Durante la homilía, el prelado hizo un llamado a los chihuahuenses a vivir este tiempo litúrgico con espíritu de conversión, a través de la oración, el ayuno y la caridad, prácticas que, dijo, permiten fortalecer la fe y renovar el compromiso cristiano.

“La Cuaresma es un camino de reflexión y cambio interior. No se trata solo de un acto externo, sino de transformar el corazón”, expresó ante los asistentes que abarrotaron el recinto religioso en la misa de 12:00.

Desde temprana hora los fieles acudieron a diferentes celebraciones para recibir la cruz de ceniza en la frente, signo que recuerda la fragilidad humana y la necesidad de reconciliación.

El arzobispo exhortó a las familias a fomentar la solidaridad con quienes más lo necesitan, especialmente en un contexto social marcado por dificultades económicas y violencia.

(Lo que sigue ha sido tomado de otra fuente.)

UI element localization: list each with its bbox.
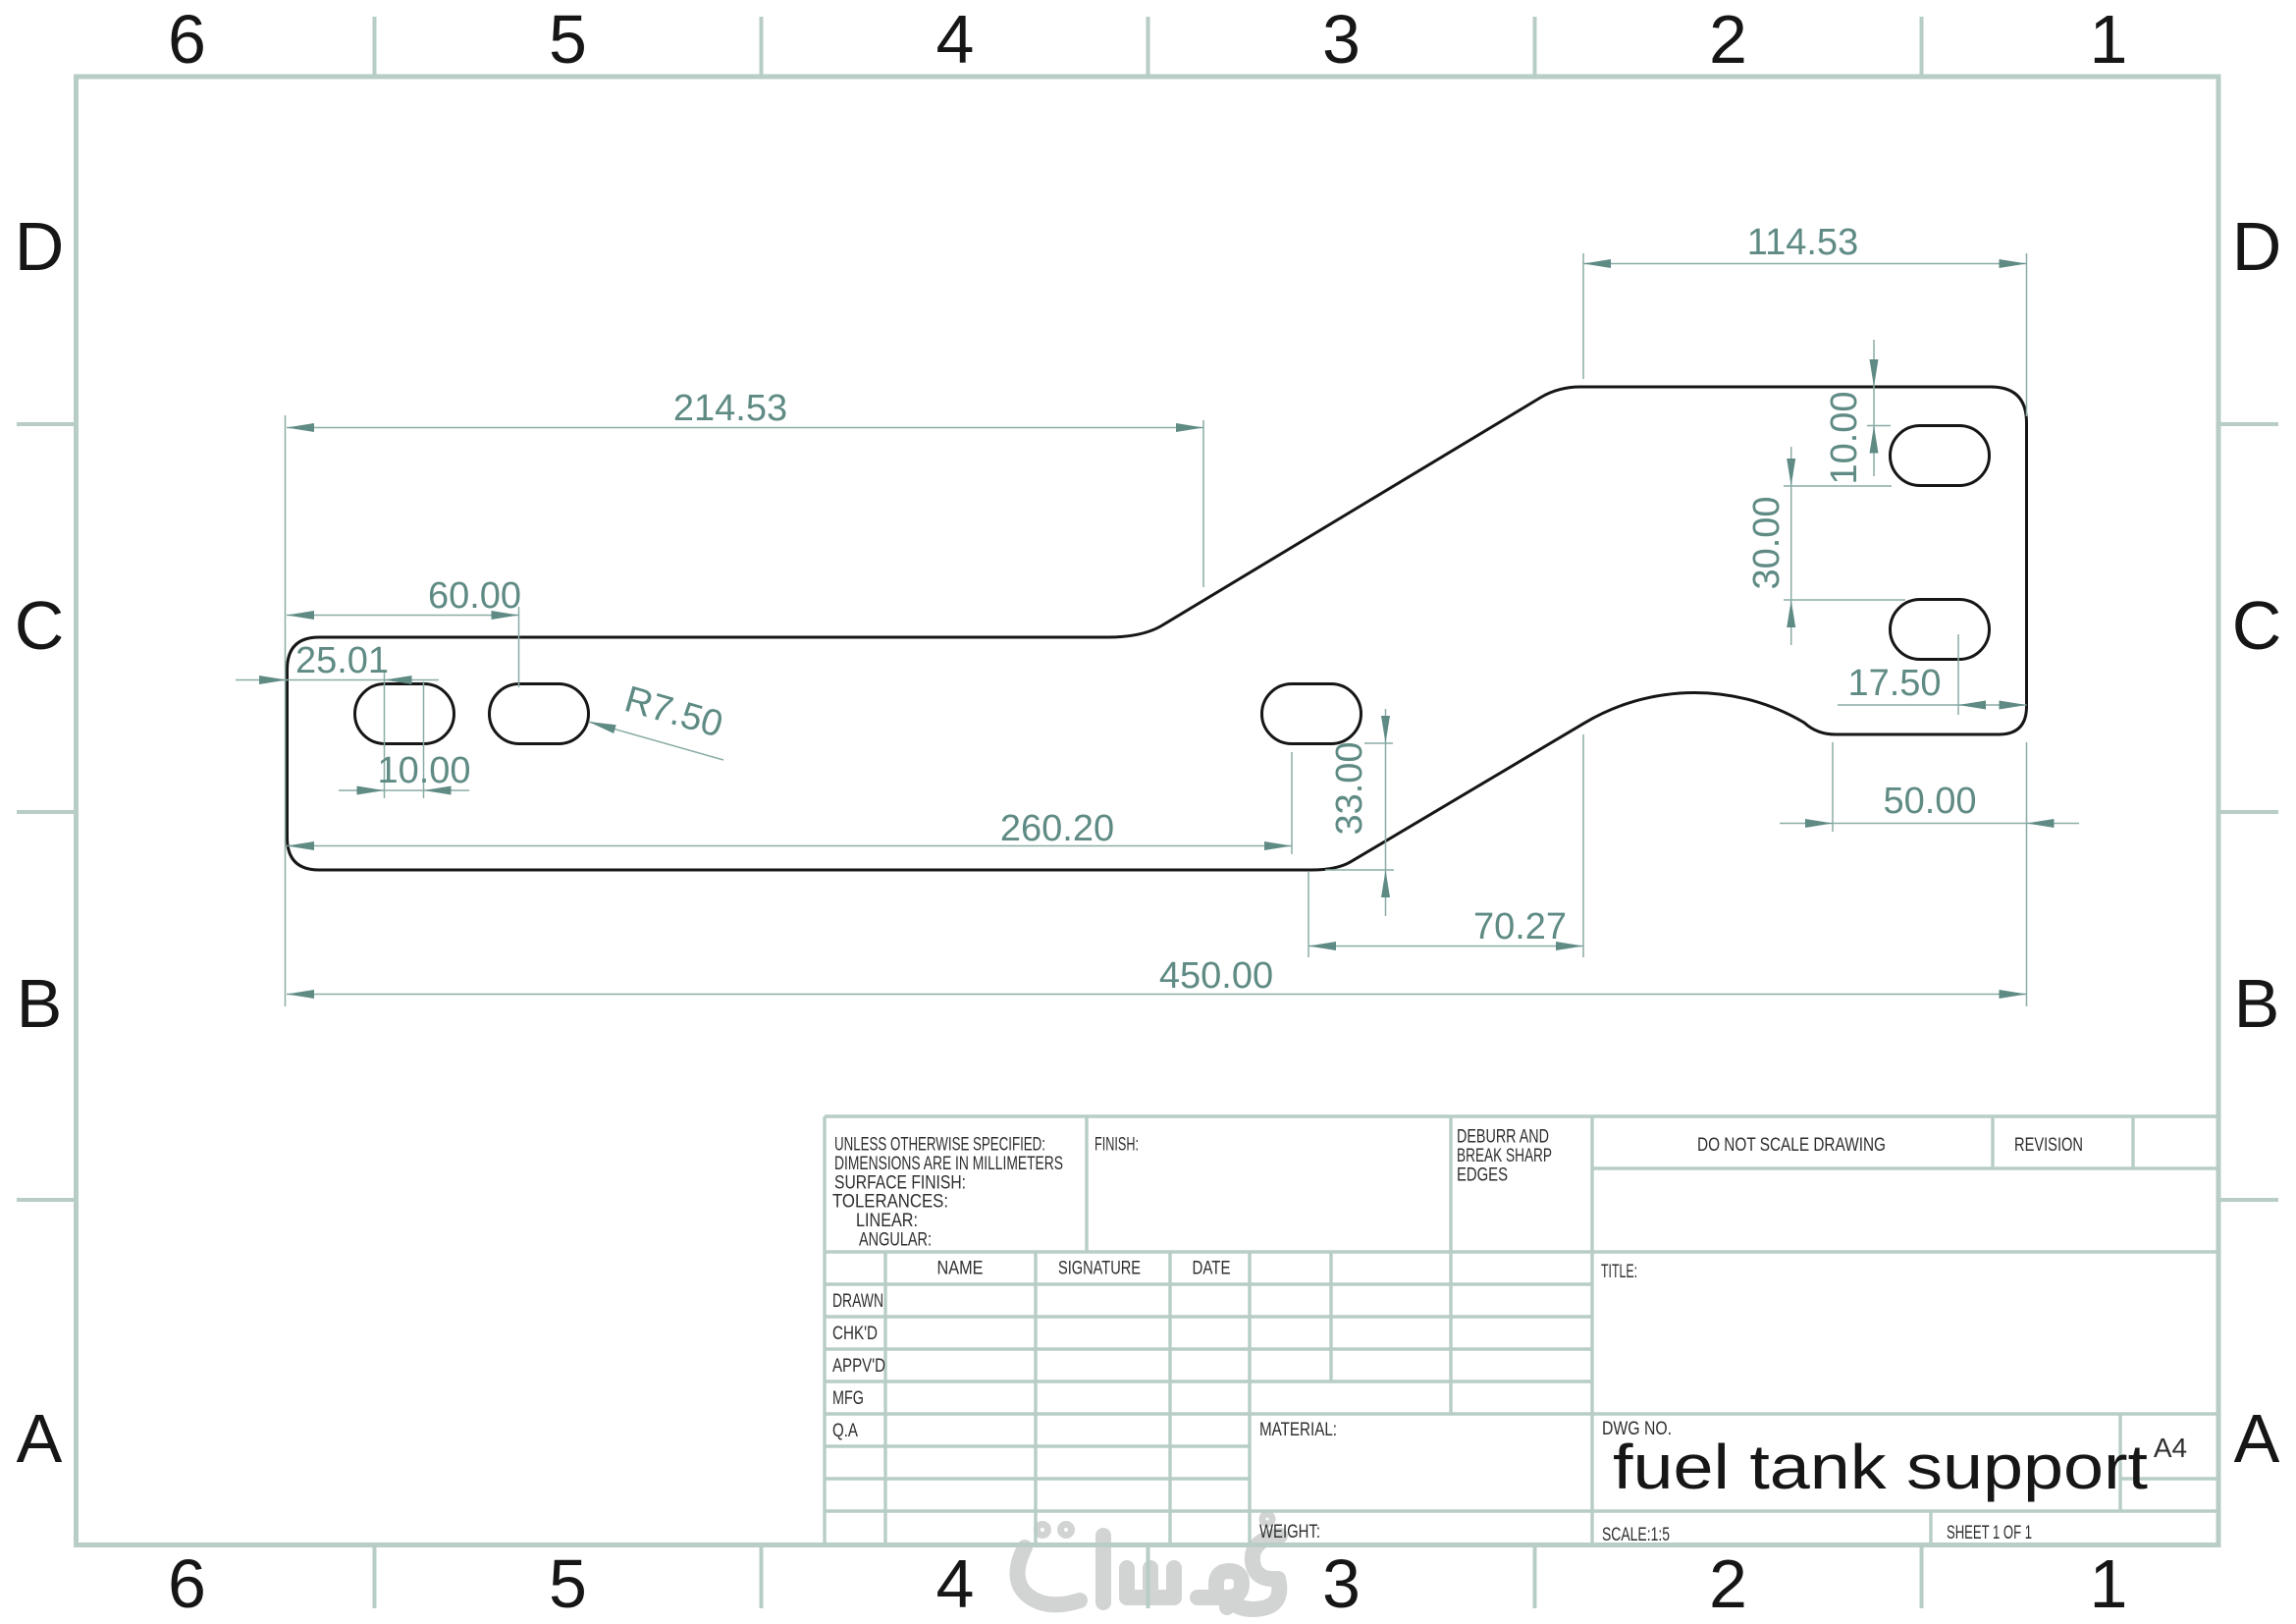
svg-text:CHK'D: CHK'D: [832, 1324, 878, 1344]
svg-text:C: C: [15, 587, 65, 664]
svg-text:MATERIAL:: MATERIAL:: [1259, 1420, 1337, 1440]
svg-text:6: 6: [168, 1545, 206, 1622]
svg-text:5: 5: [549, 1, 587, 78]
svg-text:260.20: 260.20: [1000, 808, 1114, 849]
svg-text:A: A: [17, 1400, 63, 1477]
svg-text:5: 5: [549, 1545, 587, 1622]
svg-text:25.01: 25.01: [295, 640, 389, 681]
svg-text:1: 1: [2090, 1, 2128, 78]
svg-text:17.50: 17.50: [1847, 663, 1941, 704]
svg-text:WEIGHT:: WEIGHT:: [1259, 1522, 1320, 1543]
svg-text:10.00: 10.00: [377, 750, 470, 791]
svg-text:DO NOT SCALE DRAWING: DO NOT SCALE DRAWING: [1697, 1135, 1886, 1156]
svg-text:NAME: NAME: [937, 1259, 984, 1279]
svg-text:214.53: 214.53: [673, 388, 787, 429]
svg-text:6: 6: [168, 1, 206, 78]
svg-text:SHEET 1 OF 1: SHEET 1 OF 1: [1947, 1523, 2032, 1543]
svg-text:ANGULAR:: ANGULAR:: [859, 1230, 932, 1251]
svg-text:SIGNATURE: SIGNATURE: [1058, 1259, 1141, 1279]
svg-text:3: 3: [1322, 1, 1361, 78]
svg-text:Q.A: Q.A: [832, 1421, 858, 1441]
svg-text:SCALE:1:5: SCALE:1:5: [1602, 1525, 1670, 1545]
svg-text:1: 1: [2090, 1545, 2128, 1622]
svg-text:C: C: [2232, 587, 2282, 664]
svg-text:DRAWN: DRAWN: [832, 1291, 883, 1312]
svg-text:30.00: 30.00: [1746, 496, 1788, 589]
svg-text:50.00: 50.00: [1883, 781, 1976, 822]
svg-text:TOLERANCES:: TOLERANCES:: [832, 1192, 948, 1213]
svg-text:60.00: 60.00: [428, 575, 521, 617]
svg-text:DEBURR AND: DEBURR AND: [1457, 1127, 1549, 1148]
svg-text:FINISH:: FINISH:: [1095, 1135, 1139, 1156]
svg-text:10.00: 10.00: [1824, 391, 1865, 484]
svg-text:EDGES: EDGES: [1457, 1164, 1508, 1185]
svg-text:fuel tank support: fuel tank support: [1613, 1432, 2148, 1502]
svg-text:A: A: [2234, 1400, 2280, 1477]
svg-text:APPV'D: APPV'D: [832, 1356, 885, 1377]
svg-text:4: 4: [936, 1545, 975, 1622]
svg-text:BREAK SHARP: BREAK SHARP: [1457, 1146, 1552, 1166]
svg-text:2: 2: [1709, 1, 1747, 78]
svg-text:33.00: 33.00: [1329, 741, 1370, 835]
svg-text:450.00: 450.00: [1159, 955, 1273, 997]
svg-text:A4: A4: [2154, 1433, 2187, 1463]
svg-text:D: D: [15, 208, 65, 285]
svg-text:TITLE:: TITLE:: [1601, 1262, 1637, 1282]
svg-text:LINEAR:: LINEAR:: [856, 1211, 918, 1231]
svg-text:B: B: [17, 965, 63, 1042]
svg-text:DATE: DATE: [1193, 1259, 1231, 1279]
svg-text:DIMENSIONS ARE IN MILLIMETERS: DIMENSIONS ARE IN MILLIMETERS: [834, 1154, 1063, 1174]
svg-text:D: D: [2232, 208, 2282, 285]
svg-text:114.53: 114.53: [1747, 222, 1858, 263]
svg-text:4: 4: [936, 1, 975, 78]
svg-text:70.27: 70.27: [1473, 906, 1567, 947]
svg-text:B: B: [2234, 965, 2280, 1042]
svg-text:2: 2: [1709, 1545, 1747, 1622]
svg-text:MFG: MFG: [832, 1388, 864, 1409]
svg-text:UNLESS OTHERWISE SPECIFIED:: UNLESS OTHERWISE SPECIFIED:: [834, 1135, 1045, 1156]
svg-text:SURFACE FINISH:: SURFACE FINISH:: [834, 1172, 966, 1193]
svg-text:REVISION: REVISION: [2014, 1135, 2083, 1156]
svg-text:3: 3: [1322, 1545, 1361, 1622]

Subrayó que la caridad no debe limitarse a lo material, sino incluir el perdón, la comprensión y el acompañamiento.

La celebración del Miércoles de Ceniza marca el comienzo de los 40 días de preparación para la Pascua.

Al finalizar la misa, los fieles se retiraron en un ambiente de recogimiento, comprometidos a asumir este tiempo como una oportunidad de crecimiento espiritual y servicio a la comunidad.